The Adagio con molto espressione was played with aristocratic weight full of poignancy.It was this movement that a critic had said of Richters magical performance that it was inexistent but that was certainly not the case today.A beautiful cantabile on a throbbing bass making the sudden pianissimo of the central section so astonishing.There was elegance in the Menuetto and a fluidity of the trio that was in perfect harmony without any exaggeration.The gentle pastoral rondo was allowed to unfold so naturally contrasting with the drama of the central episode before the gentle fluidity of the final pages that flowed so easily from the hands of an true artist.
Beethoven’s Piano Sonata No. 11 in B flat major op 22was composed in 1800, and published two years later. Beethoven regarded it as the best of his early sonatas, though some of its companions in the cycle have been at least as popular with the public.Sir Donald Tovey called this work the crowning achievement and culmination of Beethoven’s early “grand” piano sonatas. (The “grand” modifier was applied by Beethoven to sonatas with four movements instead of three.) Subsequent sonatas find Beethoven experimenting more with form and concept.
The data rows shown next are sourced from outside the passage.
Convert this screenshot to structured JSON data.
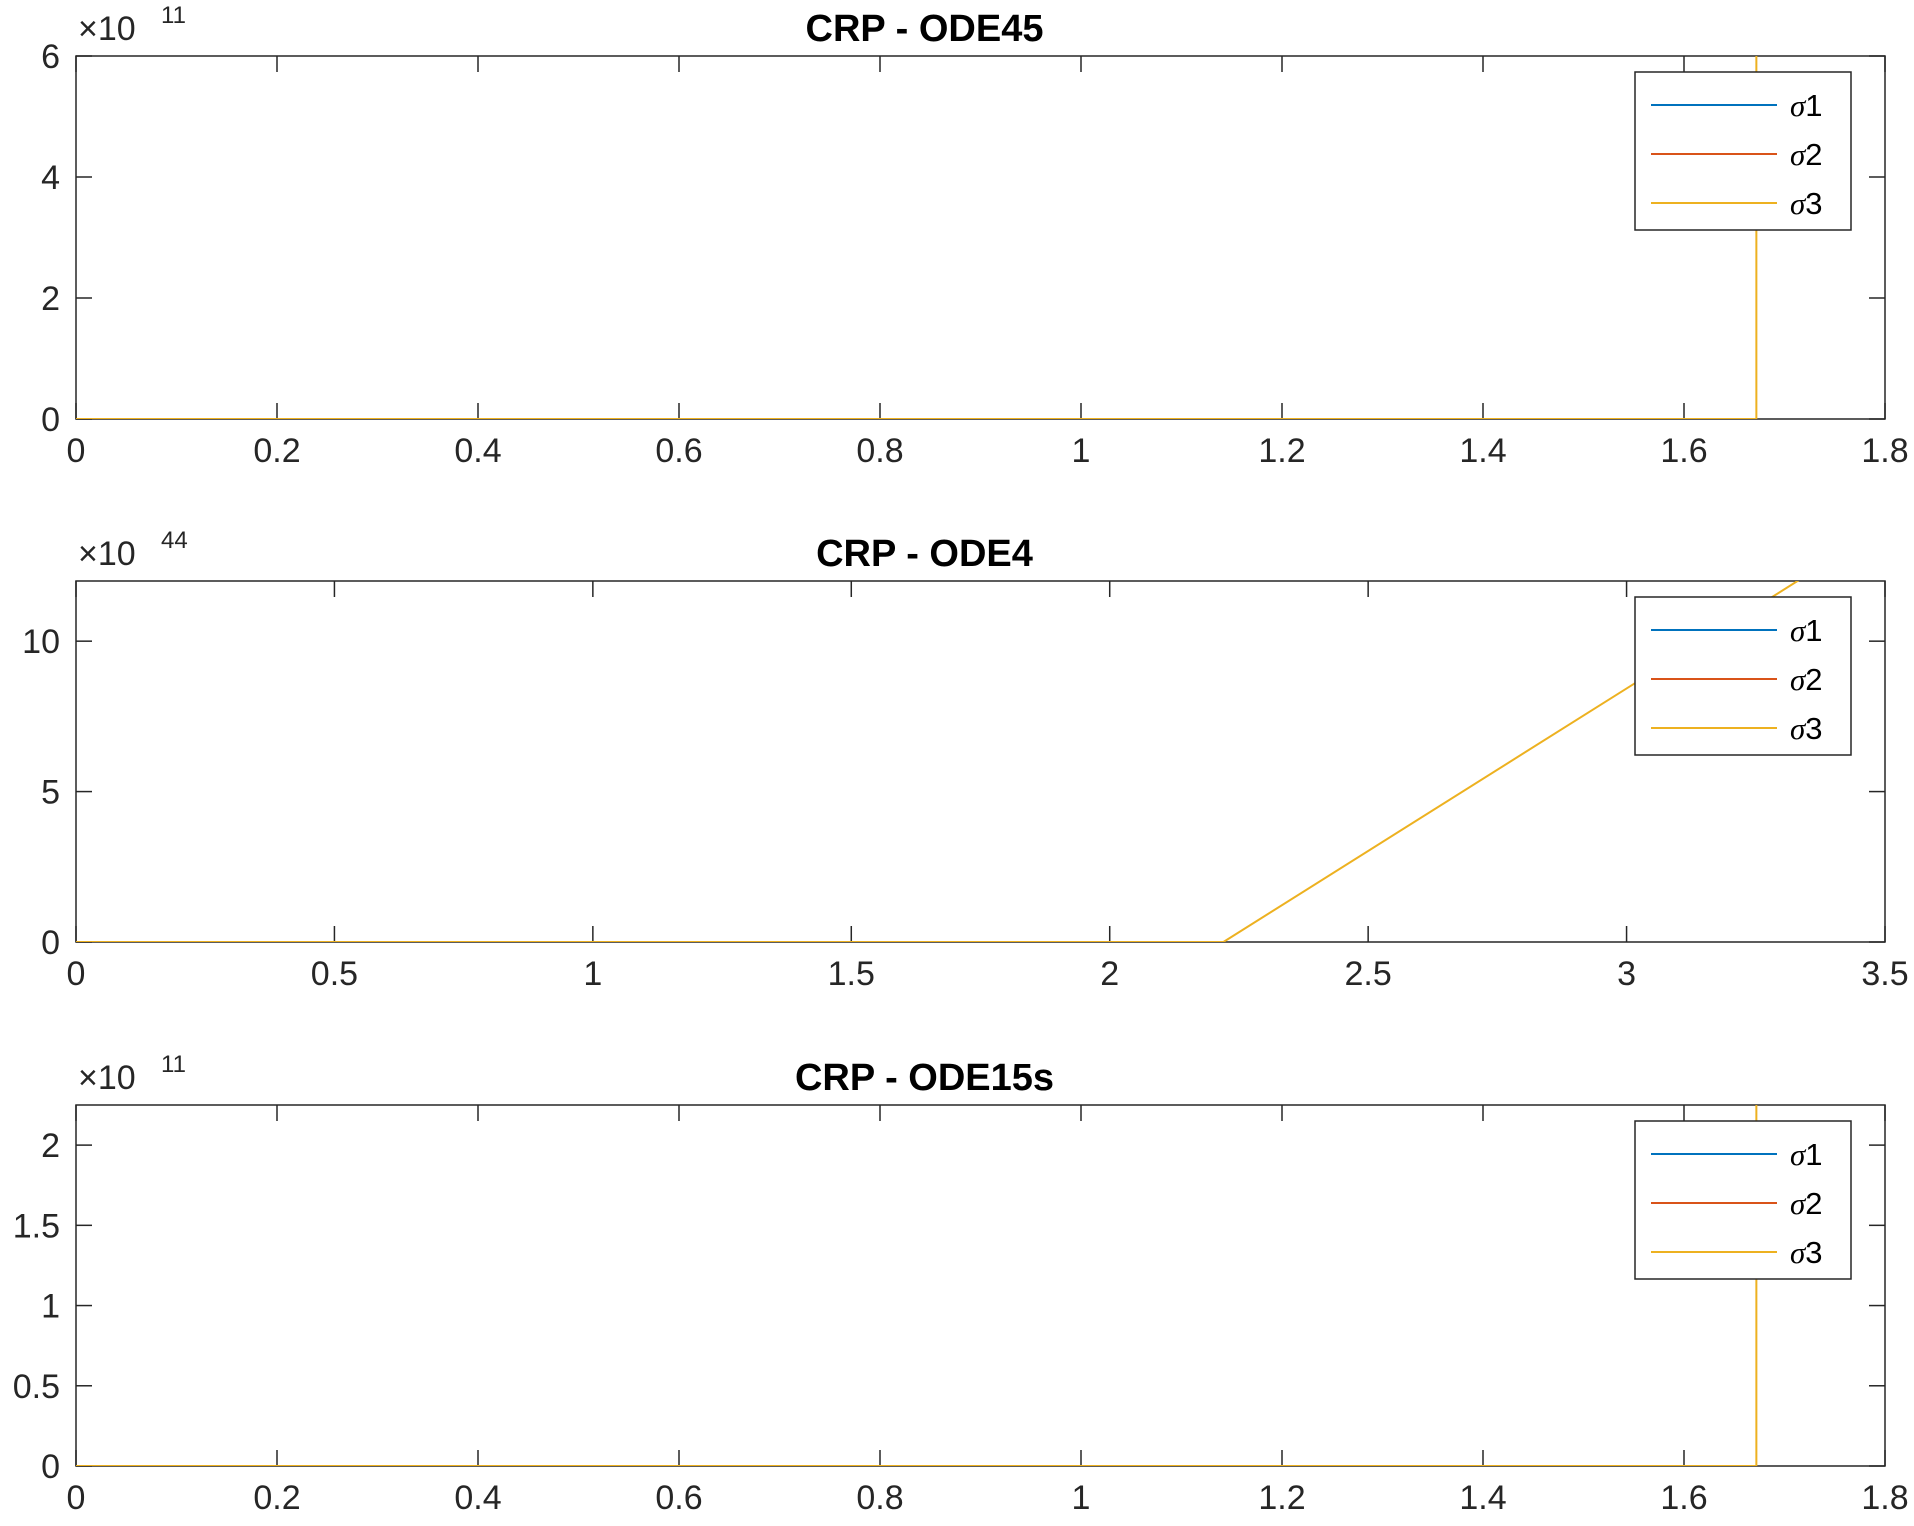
{
  "chart_data": [
    {
      "type": "line",
      "title": "CRP - ODE45",
      "xlabel": "",
      "ylabel": "",
      "xlim": [
        0,
        1.8
      ],
      "ylim": [
        0,
        6
      ],
      "y_exponent_label": "×10",
      "y_exponent": "11",
      "x_ticks": [
        0,
        0.2,
        0.4,
        0.6,
        0.8,
        1,
        1.2,
        1.4,
        1.6,
        1.8
      ],
      "x_tick_labels": [
        "0",
        "0.2",
        "0.4",
        "0.6",
        "0.8",
        "1",
        "1.2",
        "1.4",
        "1.6",
        "1.8"
      ],
      "y_ticks": [
        0,
        2,
        4,
        6
      ],
      "y_tick_labels": [
        "0",
        "2",
        "4",
        "6"
      ],
      "grid": false,
      "legend_position": "top-right",
      "series": [
        {
          "name": "σ1",
          "color": "#0072BD",
          "x": [
            0,
            1.672
          ],
          "y": [
            0,
            0
          ]
        },
        {
          "name": "σ2",
          "color": "#D95319",
          "x": [
            0,
            1.672
          ],
          "y": [
            0,
            0
          ]
        },
        {
          "name": "σ3",
          "color": "#EDB120",
          "x": [
            0,
            1.672,
            1.672
          ],
          "y": [
            0,
            0,
            6.5
          ]
        }
      ]
    },
    {
      "type": "line",
      "title": "CRP - ODE4",
      "xlabel": "",
      "ylabel": "",
      "xlim": [
        0,
        3.5
      ],
      "ylim": [
        0,
        12
      ],
      "y_exponent_label": "×10",
      "y_exponent": "44",
      "x_ticks": [
        0,
        0.5,
        1,
        1.5,
        2,
        2.5,
        3,
        3.5
      ],
      "x_tick_labels": [
        "0",
        "0.5",
        "1",
        "1.5",
        "2",
        "2.5",
        "3",
        "3.5"
      ],
      "y_ticks": [
        0,
        5,
        10
      ],
      "y_tick_labels": [
        "0",
        "5",
        "10"
      ],
      "grid": false,
      "legend_position": "top-right",
      "series": [
        {
          "name": "σ1",
          "color": "#0072BD",
          "x": [
            0,
            2.22
          ],
          "y": [
            0,
            0
          ]
        },
        {
          "name": "σ2",
          "color": "#D95319",
          "x": [
            0,
            2.22
          ],
          "y": [
            0,
            0
          ]
        },
        {
          "name": "σ3",
          "color": "#EDB120",
          "x": [
            0,
            2.22,
            3.34
          ],
          "y": [
            0,
            0,
            12.1
          ]
        }
      ]
    },
    {
      "type": "line",
      "title": "CRP - ODE15s",
      "xlabel": "",
      "ylabel": "",
      "xlim": [
        0,
        1.8
      ],
      "ylim": [
        0,
        2.25
      ],
      "y_exponent_label": "×10",
      "y_exponent": "11",
      "x_ticks": [
        0,
        0.2,
        0.4,
        0.6,
        0.8,
        1,
        1.2,
        1.4,
        1.6,
        1.8
      ],
      "x_tick_labels": [
        "0",
        "0.2",
        "0.4",
        "0.6",
        "0.8",
        "1",
        "1.2",
        "1.4",
        "1.6",
        "1.8"
      ],
      "y_ticks": [
        0,
        0.5,
        1,
        1.5,
        2
      ],
      "y_tick_labels": [
        "0",
        "0.5",
        "1",
        "1.5",
        "2"
      ],
      "grid": false,
      "legend_position": "top-right",
      "series": [
        {
          "name": "σ1",
          "color": "#0072BD",
          "x": [
            0,
            1.672
          ],
          "y": [
            0,
            0
          ]
        },
        {
          "name": "σ2",
          "color": "#D95319",
          "x": [
            0,
            1.672
          ],
          "y": [
            0,
            0
          ]
        },
        {
          "name": "σ3",
          "color": "#EDB120",
          "x": [
            0,
            1.672,
            1.672
          ],
          "y": [
            0,
            0,
            2.5
          ]
        }
      ]
    }
  ]
}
Born in London, British-Chinese pianist Noah Zhou has since established himself as one of the leading talents of his generation. He began learning piano at age 5 with Tra Nguyen before moving on to study with Hilary Coates. Currently, he holds the full fees Margaret Kitchin Scholarship at the Royal Academy of Music where he studies with the Emeritus Head of Keyboard, Christopher Elton. He is also generously supported by the Eileen Rowe Musical Trust, a fund headed by Vanessa Latarche, Head of Keyboard at the Royal College of Music. In 2018, Noah was awarded the prestigious Duet Prize for Best Young Instrumentalist by the Royal Philharmonic Society of Great Britain, before going on to be awarded the top prize at the first edition of Coach House Pianos’ UK National School Piano Competition a year later. He was awarded the Third prize and Bronze medal in Kiev at the 2019 International Horowitz Piano Competition (edition XII), where he was also awarded the Jury’s Special Prize for the best interpretation of a solo Ukrainian Work. Following this, he was invited to perform live on the Ukrainian Radio Channel ‘Aristocrat’, and his performance of Rachmaninoff’s Piano Concerto no. 2 was featured on national Ukrainian Television. Later that same year he was also named as one of six finalists in the Manchester International Concerto Competition (edition VI). Noah frequently performs in concerts, and has appeared at many venues all over Europe, including London’s St John’s Smith Square, Southbank Royal Festival Hall, BBC Hoddinott Hall and Steinway Hall (UK), Kiev’s Philharmonia Hall (Ukraine), Gothenburg’s Operan and Konserthuset (Sweden), Budapest’s Danube Palace (Hungary) and Bayreuth’s Steingraeber Kammermusik-Saal (Germany). He was worked with many orchestras, including the National Philharmonic Orchestra of Ukraine, the Danube Symphony Orchestra and the Manchester Camerata, and similarly has performed under the batons of conductors such as Vitaliy Protasov, András Deák, Ronald Corp and Stephen Threlfall. As a growing talent, Noah has also participated in the masterclasses of many eminent figures of the musical world, including Leonel Morales, Andreas Weber, Pavel Gililov, Barbara Szczepanska, Pascal Devoyon, Craig Sheppard, Stanislav Ioudenitch, Imogen Cooper and Andreas Froehlich, to name a few.